One of the primary claims of restorative justice is that it enables the victim to play an active role in their own case where the traditional court system would otherwise marginalise them. Such involvement is said to address the emotional needs of the victim by performing a cathartic function. In practice, however, research has shown it is often difficult to secure the participation of victims. The police-led restorative cautioning scheme in Northern Ireland experienced low levels of victim participation (O’Mahony et al., 2002), as did youth offender panel meetings in England and Wales, where an average of only 13% of victims took part (Crawford and Newburn, 2003, p186). When a victim does not participate, either directly or indirectly, questions clearly arise as to just how ‘restorative’ the process is (McCold, 2000). Resolving the issue of how to augment the number of victims attending restorative sessions whilst being mindful of their right not to participate is therefore an important one for practitioners.
A number of reasons can be put forward explaining victim non-participation. The victim may not want to meet the offender face-to-face for fear of retaliation, the conference may be convened too soon after the offence or the victim may simply wish to move on. In Northern Ireland the institutional legitimacy deficit is an additional contextual factor, as some victims may not wish to become involved in a state-based restorative scheme. This may become less of an issue with the new youth conferencing scheme as it is not conducted by the police. On many occasions the problem of non-participation can be surmounted through good practice. Practical considerations, such as the time of the conference, need to be facilitated well. Research in New Zealand showed that a victim is more likely to attend after 6pm, yet most conferences were held between 9am and 4pm Monday to Friday, a time convenient to police and other professionals but not always victims (Morris, Maxwell and Robertson, 1993). Lack of understanding of what the process entails can also lead to non-participation. This again can be overcome by good practice - the co-ordinator should clearly explain what will happen in a conference and what the victim should expect from the process.

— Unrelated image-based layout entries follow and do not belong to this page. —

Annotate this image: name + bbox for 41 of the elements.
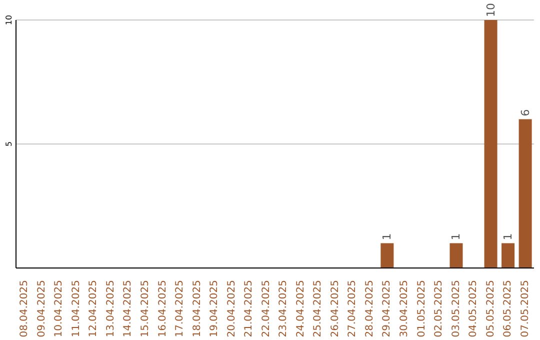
x-tick-label: 25.04.2025 [312, 280, 324, 338]
x-tick-label: 29.04.2025 [382, 280, 393, 338]
data-label: 1 [450, 233, 463, 240]
x-tick-label: 02.05.2025 [434, 280, 445, 338]
x-tick-label: 16.04.2025 [157, 280, 168, 338]
data-label: 10 [484, 3, 498, 17]
bar [518, 119, 532, 268]
x-tick-label: 13.04.2025 [105, 280, 116, 338]
x-tick-label: 10.04.2025 [54, 280, 65, 338]
x-tick-label: 28.04.2025 [364, 280, 376, 338]
data-label: 6 [518, 109, 532, 116]
data-label: 1 [502, 233, 515, 240]
x-tick-label: 08.04.2025 [19, 280, 30, 338]
x-tick-label: 04.05.2025 [468, 280, 480, 338]
x-tick-label: 30.04.2025 [399, 280, 410, 338]
data-label: 1 [380, 233, 394, 240]
x-tick-label: 11.04.2025 [70, 280, 82, 338]
x-tick-label: 01.05.2025 [416, 280, 428, 338]
x-tick-label: 06.05.2025 [502, 280, 514, 338]
x-tick-label: 20.04.2025 [226, 280, 238, 338]
bar [450, 243, 463, 268]
x-tick-label: 17.04.2025 [174, 280, 186, 338]
x-tick-label: 05.05.2025 [485, 280, 496, 338]
x-tick-label: 27.04.2025 [347, 280, 358, 338]
x-tick-label: 23.04.2025 [278, 280, 290, 338]
y-tick-label: 5 [4, 141, 14, 147]
x-tick-label: 21.04.2025 [244, 280, 255, 338]
x-tick-label: 19.04.2025 [209, 280, 220, 338]
x-tick-label: 12.04.2025 [88, 280, 100, 338]
x-tick-label: 26.04.2025 [330, 280, 341, 338]
bar [484, 20, 498, 268]
x-tick-label: 22.04.2025 [260, 280, 272, 338]
x-tick-label: 14.04.2025 [122, 280, 134, 338]
x-tick-label: 03.05.2025 [450, 280, 462, 338]
x-tick-label: 15.04.2025 [140, 280, 151, 338]
x-tick-label: 24.04.2025 [295, 280, 306, 338]
x-tick-label: 07.05.2025 [520, 280, 531, 338]
x-tick-label: 09.04.2025 [36, 280, 48, 338]
bar [380, 243, 394, 268]
bar [502, 243, 515, 268]
x-tick-label: 18.04.2025 [192, 280, 203, 338]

Finally, if the victim is really to move in from the margins of the criminal justice system equal consideration must be given to the treatment of non-participating victims. This is particularly important concerning the level of information and feedback they receive from the youth conferencing service as to the outcome of the conference. Hoyle has argued that if this does not happen it may lead to a bifurcation in the system between participating and non-participating victims, “the ‘[non-participating victims]’ becoming the forgotten actors in restorative justice” (Hoyle, 2002, p131).